We performed a review of clinic Quality and Patient Safety Reports, a daily-maintained report of complications at time of all dilation and curettage (D&C) and dilation and evacuation (D&E) procedures performed at an independently operated, urban, high-volume abortion clinic between March 2013 and August 2017. The clinic provided procedures through 23 weeks 6 days gestation to women at low risk for medical or surgical complications, referring high-risk procedures to a nearby hospital. A CRNA provided anesthesia for all deep sedation procedures. We extracted information on gestational age, risk factors, and clinical course for all patients who experienced any anesthesia-related complication.
During the study period, the clinic evaluated 10,297 women for surgical abortion, referring 292 high-risk cases and performing 10,005 procedures (9004 D&C and 1001 D&E), most (9405 [94%]) with deep sedation. We documented six anesthesia-related complications; three (0.03%) in D&C procedures (laryngospasm not requiring intubation [n = 2] and respiratory stridor) and three (0.30%) in D&E procedures (laryngospasm requiring intubation, seizure, and hypotension/bradycardia). Only one patient (0.01%) required intubation.
Anesthesia-related complications in the setting of deep sedation without intubation during surgical abortion were exceedingly rare, supporting the safety of this form of anesthesia for low-risk patients in an independent community clinic setting.
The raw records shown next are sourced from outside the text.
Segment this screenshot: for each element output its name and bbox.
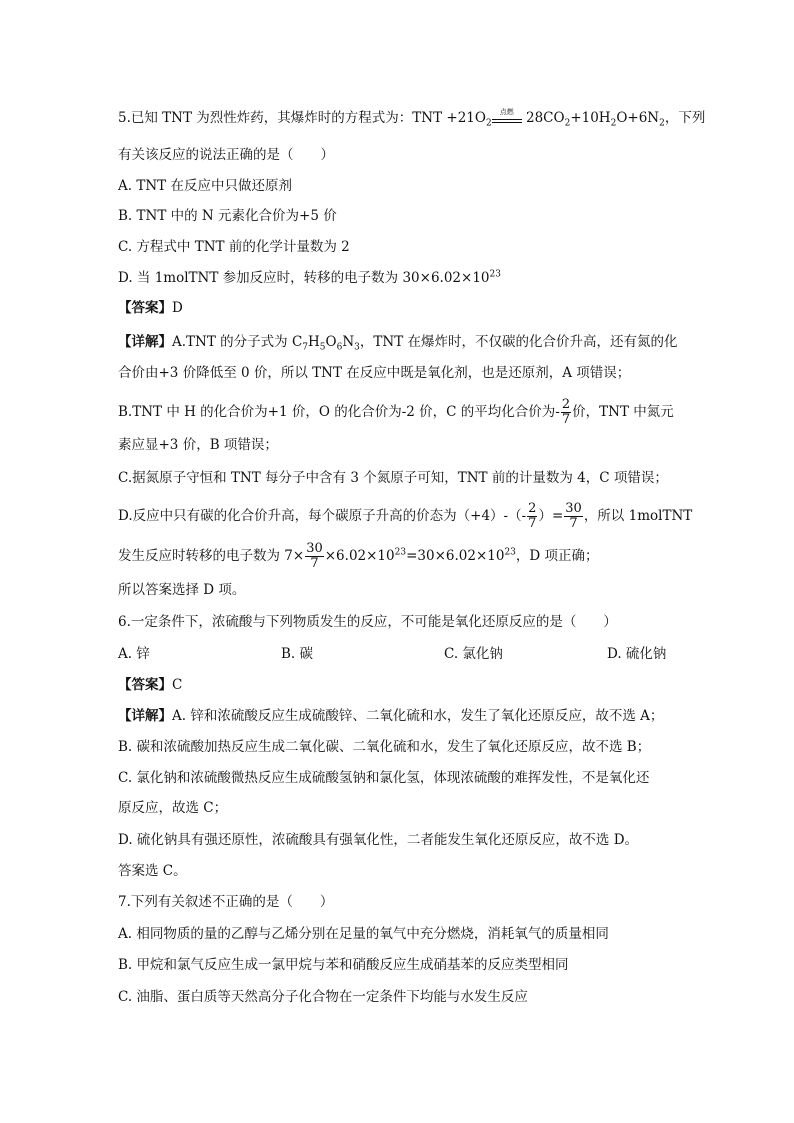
answer-value: C	[172, 677, 183, 693]
detail-text: ，TNT 在爆炸时，不仅碳的化合价升高，还有氮的化	[359, 334, 678, 350]
q6-option-d: D. 硫化钠	[607, 646, 667, 662]
fraction	[527, 502, 537, 531]
fraction-numerator: 2	[561, 397, 571, 412]
superscript: 23	[504, 547, 516, 558]
detail-text: A.TNT 的分子式为 C	[172, 334, 303, 350]
detail-text: A. 锌和浓硫酸反应生成硫酸锌、二氧化硫和水，发生了氧化还原反应，故不选 A；	[172, 708, 664, 724]
detail-text: ）=	[538, 508, 564, 524]
superscript: 23	[394, 547, 407, 558]
fraction-numerator: 30	[306, 541, 323, 556]
detail-text: ×6.02×10	[324, 548, 395, 564]
q5-option-a: A. TNT 在反应中只做还原剂	[118, 178, 292, 194]
q6-option-c: C. 氯化钠	[444, 646, 503, 662]
detail-text: 发生反应时转移的电子数为 7×	[118, 548, 305, 564]
q6-detail-b: B. 碳和浓硫酸加热反应生成二氧化碳、二氧化硫和水，发生了氧化还原反应，故不选 B；	[118, 739, 651, 755]
q6-option-b: B. 碳	[281, 646, 314, 662]
detail-text: O	[325, 334, 337, 350]
reaction-condition-label: 点燃	[499, 107, 514, 116]
answer-value: D	[172, 300, 183, 316]
q5-detail-d-line2	[118, 542, 684, 571]
q6-option-a: A. 锌	[118, 646, 150, 662]
detail-text: ，所以 1molTNT	[583, 508, 693, 524]
fraction-denominator: 7	[528, 516, 537, 531]
detail-text: B.TNT 中 H 的化合价为+1 价，O 的化合价为-2 价，C 的平均化合价为-	[118, 404, 560, 420]
answer-label: 【答案】	[118, 677, 172, 693]
q5-stem-text: +10H	[570, 110, 611, 126]
q5-option-d-text: D. 当 1molTNT 参加反应时，转移的电子数为 30×6.02×10	[118, 270, 490, 286]
fraction-denominator: 7	[310, 556, 319, 571]
fraction	[305, 542, 324, 571]
q6-options	[118, 644, 684, 664]
fraction-numerator: 30	[565, 501, 582, 516]
q6-detail-c-line2: 原反应，故选 C；	[118, 800, 228, 816]
detail-text: N	[342, 334, 355, 350]
subscript: 6	[336, 342, 343, 353]
detail-label: 【详解】	[118, 334, 172, 350]
q5-option-b: B. TNT 中的 N 元素化合价为+5 价	[118, 208, 337, 224]
q7-stem: 7.下列有关叙述不正确的是（ ）	[118, 894, 334, 910]
q5-stem-text: O+6N	[616, 110, 660, 126]
subscript: 3	[354, 342, 360, 353]
detail-text: 价，TNT 中氮元	[572, 404, 674, 420]
q5-detail-a-line1	[118, 332, 684, 352]
fraction	[561, 398, 571, 427]
q6-detail-d: D. 硫化钠具有强还原性，浓硫酸具有强氧化性，二者能发生氧化还原反应，故不选 D。	[118, 832, 639, 848]
q6-stem: 6.一定条件下，浓硫酸与下列物质发生的反应，不可能是氧化还原反应的是（ ）	[118, 614, 617, 630]
detail-text: ，D 项正确；	[515, 548, 599, 564]
detail-text: =30×6.02×10	[406, 548, 505, 564]
subscript: 2	[610, 118, 617, 129]
q5-stem-line1	[118, 107, 706, 129]
q5-detail-d-line1	[118, 501, 693, 531]
subscript: 2	[659, 118, 665, 129]
fraction-numerator: 2	[528, 501, 537, 516]
q5-conclusion: 所以答案选择 D 项。	[118, 582, 246, 598]
q6-answer	[118, 675, 684, 695]
q5-stem-line2: 有关该反应的说法正确的是（ ）	[118, 147, 334, 163]
fraction	[564, 502, 583, 531]
superscript: 23	[489, 269, 501, 280]
q7-option-c: C. 油脂、蛋白质等天然高分子化合物在一定条件下均能与水发生反应	[118, 989, 528, 1005]
q5-answer	[118, 298, 684, 318]
q5-stem-text: ，下列	[664, 110, 706, 126]
fraction-denominator: 7	[561, 412, 571, 427]
q7-option-a: A. 相同物质的量的乙醇与乙烯分别在足量的氧气中充分燃烧，消耗氧气的质量相同	[118, 926, 609, 942]
subscript: 5	[319, 342, 326, 353]
answer-label: 【答案】	[118, 300, 172, 316]
reaction-condition-arrow	[492, 107, 522, 124]
q5-option-d	[118, 268, 684, 288]
detail-text: D.反应中只有碳的化合价升高，每个碳原子升高的价态为（+4）-（-	[118, 508, 527, 524]
subscript: 2	[564, 118, 571, 129]
q6-detail-c-line1: C. 氯化钠和浓硫酸微热反应生成硫酸氢钠和氯化氢，体现浓硫酸的难挥发性，不是氧化还	[118, 770, 650, 786]
subscript: 2	[485, 118, 492, 129]
q5-detail-b-line1	[118, 398, 684, 427]
fraction-denominator: 7	[569, 516, 578, 531]
q5-option-c: C. 方程式中 TNT 前的化学计量数为 2	[118, 239, 350, 255]
q6-detail-a	[118, 706, 684, 726]
q5-stem-text: 5.已知 TNT 为烈性炸药，其爆炸时的方程式为：TNT +21O	[118, 110, 486, 126]
q5-detail-b-line2: 素应显+3 价，B 项错误；	[118, 437, 278, 453]
q5-detail-c: C.据氮原子守恒和 TNT 每分子中含有 3 个氮原子可知，TNT 前的计量数为 4，C 项错误；	[118, 470, 668, 486]
q5-detail-a-line2: 合价由+3 价降低至 0 价，所以 TNT 在反应中既是氧化剂，也是还原剂，A 项错误；	[118, 365, 631, 381]
q7-option-b: B. 甲烷和氯气反应生成一氯甲烷与苯和硝酸反应生成硝基苯的反应类型相同	[118, 957, 569, 973]
subscript: 7	[302, 342, 309, 353]
detail-label: 【详解】	[118, 708, 172, 724]
q5-stem-text: 28CO	[521, 110, 565, 126]
detail-text: H	[308, 334, 320, 350]
q6-conclusion: 答案选 C。	[118, 863, 187, 879]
Independent community clinics, where the majority of abortion procedures are performed within the U.S., can provide safe anesthesia care using deep sedation provided by CRNA professionals. This care delivery model, which includes triaging patient eligibility, reassuringly provides anesthesia as safely as other greater resourced care delivery settings.
在独立的门诊堕胎环境中,由经过认证的注册护士麻醉师(CRNA)提供无插管深度镇静,以确定其安全性。
我们对诊所质量和患者安全报告进行了回顾,该报告是在 2013 年 3 月至 2017 年 8 月期间,在一家独立运营的城市高容量堕胎诊所中进行的所有扩张和刮宫(D&C)和扩张和排空(D&E)程序时,每天维护的并发症报告。该诊所提供了通过 23 周 6 天妊娠的程序,适用于患有医疗或手术并发症低风险的女性,并将高风险程序转介到附近的医院。CRNA 为所有深度镇静程序提供麻醉。我们提取了所有经历任何麻醉相关并发症的患者的妊娠年龄,危险因素和临床过程信息。
在研究期间,该诊所评估了 10297 名接受手术堕胎的妇女,将 292 例高危病例转诊,并进行了 10005 例手术(9004 例 D&C 和 1001 例 D&E),其中大多数(9405 [94%])采用深度镇静。我们记录了六起与麻醉相关的并发症;三例(0.03%)在 D&C 手术中(无需插管的喉痉挛[n=2]和呼吸喘鸣)和三例(0.30%)在 D&E 手术中(需要插管的喉痉挛,癫痫发作和低血压/心动过缓)。仅一名患者(0.01%)需要插管。
在手术堕胎中,无需插管的深度镇静下与麻醉相关的并发症极为罕见,支持了在独立社区诊所环境中为低风险患者提供这种形式的麻醉的安全性。
在美国进行的大多数堕胎程序都在独立的社区诊所中进行,因此,独立的社区诊所可以使用 CRNA 专业人员提供的深度镇静来提供安全的麻醉护理。这种护理提供模式包括对患者资格进行分诊,令人放心地提供与其他资源更丰富的护理提供环境一样安全的麻醉。